Last year on 23 May at the inaugural Elephant summit, Botswana made a strong case at an international conference held in Zimbabwe’s National Park in support of developing policy formulated to ensure that Southern Africa countries are allowed to carry out legal trade of ivory. The most important aspect of the conference was the deliberations geared at lobbying for support from the international community to allow for sale of ivory for economic benefit to countries and to also reduce ivory stockpiles that are piling up. The conference was attended by 16 countries, as well as China and Japan. 

Just like Zimbabwe, Botswana has threatened to quit CITES if the law that disallows legal ivory sales is not lifted. Masisi has attempted to lobby other southern African countries to follow suit and leave CITES if the ivory sales ban is not lifted this year. 

At the conference, opposition came from East and West Africa countries who are part of the Africa Elephant Coalition. In a joint statement they noted that they “maintain that opening the legal trade of ivory would encourage and increase poaching.”

Botswana has maintained a strong voice in its call for lifting of the ivory trade ban, and for legal instrument to be allowed to sell its ivory stockpile is finally effected.

Landlocked Botswana is home to the highest elephant population in the world, approximately 130,000 elephants, according to records of the Department of Wildlife and National Parks. Both Botswana and Zimbabwe are home to 50 percent of the world’s elephant population. 

Botswana has a firm stand when it comes to ivory sales according to Senyatso. He further explains that the ivory from the special elephant quota, for example, is currently in safe custody as the country continues its campaign to lobby the opening of ivory trade. 

Botswana set up the Conservation Trust Fund, which they hope would also benefit from proceeds from the legal ivory sales. Senyatso pointed out that the Conservation Trust Fund was established to benefit communities in elephant range areas by offering grants of up to one million Pula (74,000 US dollars) directed at initiatives that bolster their livelihood, and to secondly, support initiatives geared at the conservation of elephants. The Conservation Trust Fund was established from proceeds of the 1999 once-off ivory sale. 

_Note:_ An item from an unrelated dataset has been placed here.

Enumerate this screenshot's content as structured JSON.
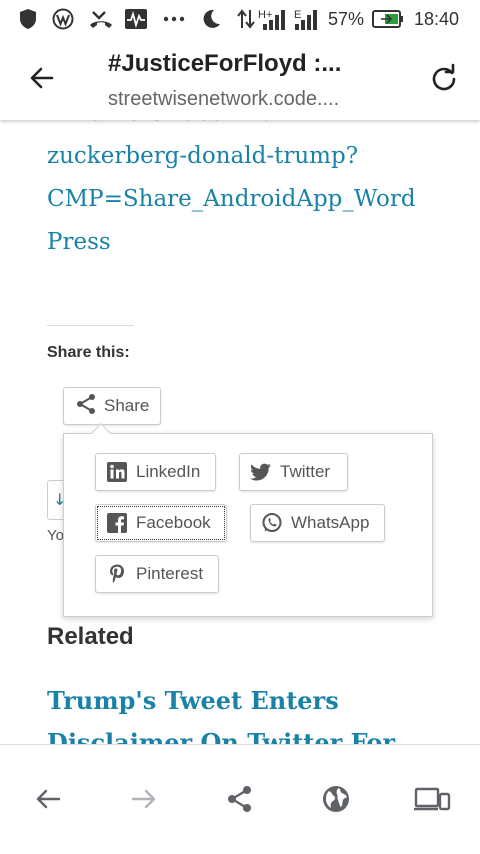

The Minister of Environment and Conservation and Natural Resources, Philda Kereng, has indicated that contrary to widespread assumption, Botswana is still committed to fighting poaching. “Botswana’s National Anti-Poaching strategy seeks to reduce illegal offtake of wildlife by enhancing interagency cooperation through capacitation, the use of best available technologies, information sharing and the involvement of communities in law enforcement efforts,” Kereng said. The Controlled hunting programme is an important mechanism for safeguarding and generating revenue from marginalised lands set aside for conservation, and in land units where human-wildlife conflict is high. 

Economic modeling conducted in 2018 on Botswana’s controlled hunting programme demonstrated that the estimated total economic value of Botswana’s controlled hunting programme is 40 million USD.

But the country has put itself at the controversial end of the conservation spectrum on account of its stance. 

Prior to the National Elephant Summit last year, a statement from 50 wildlife and animal rights organization, argued that the opening trade of ivory would encourage poaching, and perpetuates the notion of tusk wildlife being commodities. This, they said, would be a drawback, considering the strides that Botswana has made in combating poaching. 

The global agency’s efforts to protect wildlife and the natural ecosystems of flora and fauna come way back. It was in 1989 when CITES banned trade of ivory in efforts to curb poaching and improve conservation efforts, and the body has indicated that it has no plans of lifting the ban in continued efforts to protect wildlife biodiversity.